Отправляясь за духом девушки без сторонней магической поддержки, Степан сильно рисковал не только не привести Аревик обратно, но и сам легко мог остаться по ту сторону жизни… Навсегда. По уму – ему следовало попросить побратима, поучаствовать в обряде. Чтобы было кому выдернуть его из тонкого мира, если что-то не сложится, – но такого надругательства над обычаями родня Аревик точно не одобрила б. Вот и сидел ученик чародея в раздумье, еще раз взвешивая свои возможности, и в который раз удивляясь тому, что эта девушка так пришлась ему посердцу. Настолько сильно, что ради нее он был готов пожертвовать даже собственной жизнью.

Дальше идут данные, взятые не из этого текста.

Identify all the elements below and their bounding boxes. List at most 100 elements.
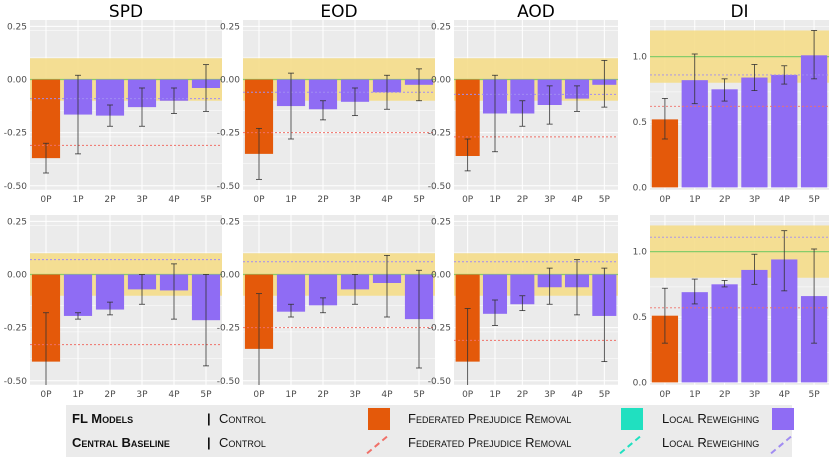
error-bar-2P (519, 295, 526, 312)
chart-panel-1: 0.25 0.00 -0.25 -0.50 0P 1P 2P 3P 4P 5P SPD (4, 2, 222, 205)
plot-background (243, 20, 435, 190)
y-tick-label: 0.00 (431, 76, 451, 86)
legend-baseline-local-reweighing-dash (770, 435, 792, 455)
y-tick-label: 0.25 (220, 217, 240, 227)
y-tick-label: 0.00 (7, 271, 27, 281)
error-bar-1P (288, 303, 294, 318)
legend-control-label: Control (219, 411, 266, 426)
y-tick-label: 0.0 (633, 183, 648, 193)
x-tick-label: 0P (659, 390, 671, 400)
y-tick-label: 0.00 (7, 76, 27, 86)
y-tick-label: 1.0 (633, 53, 648, 63)
chart-grid: 0.25 0.00 -0.25 -0.50 0P 1P 2P 3P 4P 5P SPD 0.25 0.0… (4, 2, 829, 400)
x-tick-label: 2P (317, 195, 329, 205)
x-tick-label: 1P (489, 195, 501, 205)
x-tick-label: 2P (517, 390, 529, 400)
legend-separator: | (207, 435, 211, 450)
x-tick-label: 1P (689, 390, 701, 400)
x-tick-label: 4P (168, 390, 180, 400)
panel-title: AOD (517, 2, 555, 22)
y-tick-label: 0.5 (633, 118, 647, 128)
x-tick-label: 4P (779, 195, 791, 205)
y-tick-label: 0.5 (633, 313, 647, 323)
error-bar-5P (811, 30, 818, 80)
x-tick-label: 3P (349, 195, 361, 205)
y-tick-label: -0.25 (4, 129, 27, 139)
error-bar-4P (171, 87, 177, 114)
y-tick-label: -0.25 (428, 129, 451, 139)
x-tick-label: 3P (749, 390, 761, 400)
x-tick-label: 4P (381, 390, 393, 400)
chart-panel-5: 0.25 0.00 -0.25 -0.50 0P 1P 2P 3P 4P 5P (4, 215, 222, 400)
legend-local-reweighing-swatch (772, 408, 794, 430)
y-tick-label: 0.25 (7, 217, 27, 227)
y-tick-label: 0.25 (431, 217, 451, 227)
error-bar-5P (811, 248, 818, 344)
y-tick-label: 0.25 (7, 22, 27, 32)
legend-fl-models-label: FL Models (72, 411, 134, 426)
y-tick-label: -0.25 (4, 324, 27, 334)
y-tick-label: 0.25 (431, 22, 451, 32)
x-tick-label: 5P (200, 390, 212, 400)
error-bar-2P (320, 297, 326, 314)
error-bar-2P (320, 100, 326, 121)
legend-separator: | (207, 411, 211, 426)
error-bar-3P (352, 87, 358, 117)
x-tick-label: 3P (136, 195, 148, 205)
plot-background (30, 215, 222, 385)
error-bar-3P (751, 253, 758, 285)
chart-panel-3: 0.25 0.00 -0.25 -0.50 0P 1P 2P 3P 4P 5P AOD (428, 2, 618, 205)
x-tick-label: 2P (104, 195, 116, 205)
x-tick-label: 1P (285, 390, 297, 400)
error-bar-0P (256, 127, 262, 180)
error-bar-0P (256, 293, 262, 385)
error-bar-5P (203, 274, 209, 367)
error-bar-0P (43, 142, 49, 174)
error-bar-0P (661, 98, 668, 140)
x-tick-label: 4P (779, 390, 791, 400)
error-bar-1P (75, 312, 81, 320)
error-bar-4P (781, 230, 788, 292)
x-tick-label: 5P (809, 195, 821, 205)
error-bar-3P (751, 64, 758, 92)
x-tick-label: 0P (462, 390, 474, 400)
x-tick-label: 0P (253, 390, 265, 400)
error-bar-3P (139, 87, 145, 127)
y-tick-label: -0.50 (4, 377, 28, 387)
error-bar-3P (546, 85, 553, 125)
error-bar-3P (352, 274, 358, 305)
legend-baseline-fpr-dash (619, 435, 641, 455)
chart-panel-7: 0.25 0.00 -0.25 -0.50 0P 1P 2P 3P 4P 5P (428, 215, 618, 400)
error-bar-1P (691, 278, 698, 305)
chart-panel-2: 0.25 0.00 -0.25 -0.50 0P 1P 2P 3P 4P 5P EOD (217, 2, 435, 205)
legend-baseline-control-dash (366, 435, 388, 455)
y-tick-label: -0.50 (428, 182, 452, 192)
x-tick-label: 3P (544, 195, 556, 205)
x-tick-label: 5P (599, 195, 611, 205)
x-tick-label: 5P (809, 390, 821, 400)
bar-1P (63, 274, 93, 316)
x-tick-label: 2P (104, 390, 116, 400)
panel-title: DI (730, 2, 748, 22)
y-tick-label: 0.25 (220, 22, 240, 32)
plot-background (454, 20, 618, 190)
legend-baseline-fpr-label: Federated Prejudice Removal (408, 435, 572, 450)
x-tick-label: 1P (72, 195, 84, 205)
x-tick-label: 0P (40, 390, 52, 400)
error-bar-5P (203, 64, 209, 112)
legend-local-reweighing-label: Local Reweighing (662, 411, 760, 426)
x-tick-label: 0P (462, 195, 474, 205)
y-tick-label: -0.50 (428, 377, 452, 387)
x-tick-label: 5P (413, 195, 425, 205)
error-bar-1P (492, 74, 498, 153)
error-bar-2P (721, 279, 728, 288)
x-tick-label: 2P (719, 390, 731, 400)
error-bar-2P (107, 104, 113, 127)
x-tick-label: 4P (571, 390, 583, 400)
legend-baseline-control-label: Control (219, 435, 266, 450)
x-tick-label: 3P (349, 390, 361, 400)
x-tick-label: 2P (719, 195, 731, 205)
error-bar-2P (519, 100, 526, 127)
error-bar-4P (574, 259, 580, 316)
error-bar-4P (384, 254, 390, 318)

В общем-то, он никуда особенно не торопился. В тонком мире нет времени. Бессмертные души и духи не нуждаются в измерении того, что не имеет для них никакого смысла. Но и сидеть незнамо сколько, сложа руки, в надежде, что все само образуется – тоже глупо. Не за тем он вызвался в спасители…
Степан крепко сжал пальчики Аревик в ладонях, пытаясь собственным теплом хоть немного прогнать из ее тела леденящий холод и закрыл глаза.
Мгновенно возникший сумрак радостно распахнул перед ним свои объятия, и мир исчез в первозданной тьме, вместе со всеми ощущениями. Осталась только обжигающая стужа – словно кисти его рук окунули в кипяток, или он провалился по локти в прорубь. А в следующее мгновение в лицо дохнуло жгучим морозом… Так сквозь распахнутое настежь окно или дверь, в жарко натопленную избу врывается снежная вьюга, принося с собой стужу и смертельное дыхание зимы. Радушно приглашая на прогулку, на свежий воздух, под яркие звезды, в дивную зимнюю ночь. На ту самую прогулку, с которой больше не возвращаются.
Но приглашение было столь искренне, что Степан, позабыв об опасности, шагнул за порог, спеша оказаться по ту сторону проема. Но, некстати подвернувшаяся, дверная ручка зацепилась за рукав и дернула его обратно.
Чертыхнувшись и рывком отделавшись от досадной помехи, парень опять попытался выйти наружу, – но в этот раз ежевичным кустом, в широкую штанину шаровар впился невесть откуда взявшийся гвоздь. И опять удержал чародея по эту сторону двери…
Недовольно ворча и проклиная собственную неуклюжесть, Степан высвободил одежду из глупого плена, но к тому времени, вместе с занимающимся вдали рассветом, очарование лунной ночи постепенно развеялось, и он, привалившись плечом к дверному косяку, остался на месте. Очень вовремя вспомнив – где мог оказаться из-за собственной неопытности и неосторожности. В мир мертвых войти не сложно, воротится – труднее.
Впереди, куда не кинь оком, стелилась гладкая, ярко-зеленая весенняя степь, устланная еще не рванувшимися в рост травами. Бескрайняя равнина, беззащитная, доступная, трогательно усыпанная бледно-розовыми и белыми цветками пушистого клевера и нежных ромашек.
Степан догадывался, что воображение и мысли девушек должны существенно отличатся от того, что грезится парням, но, только попав в сон Аревик, он осознал – насколько огромна эта разница. И не слишком удивился, когда с небес к нему ярким облаком порхнула райская птица. Вообще-то она больше всего напоминала разукрашенного во все цвета радуги разъевшегося голубя, удерживающего в коготках ветку благоухающей сирени, но тут уж как говориться: "кто спит – тот и зрит…". Еще неизвестно, что усмотрел бы другой чародей, сумевший заглянуть в его собственные – Степановы сновидения.
Поэтому цветущую ветку из лапок птицы он вежливо принял и любезно поблагодарил. После чего, не менее учтиво поинтересовался: не видела ли та, случайно, где-то поблизости молодую девушку?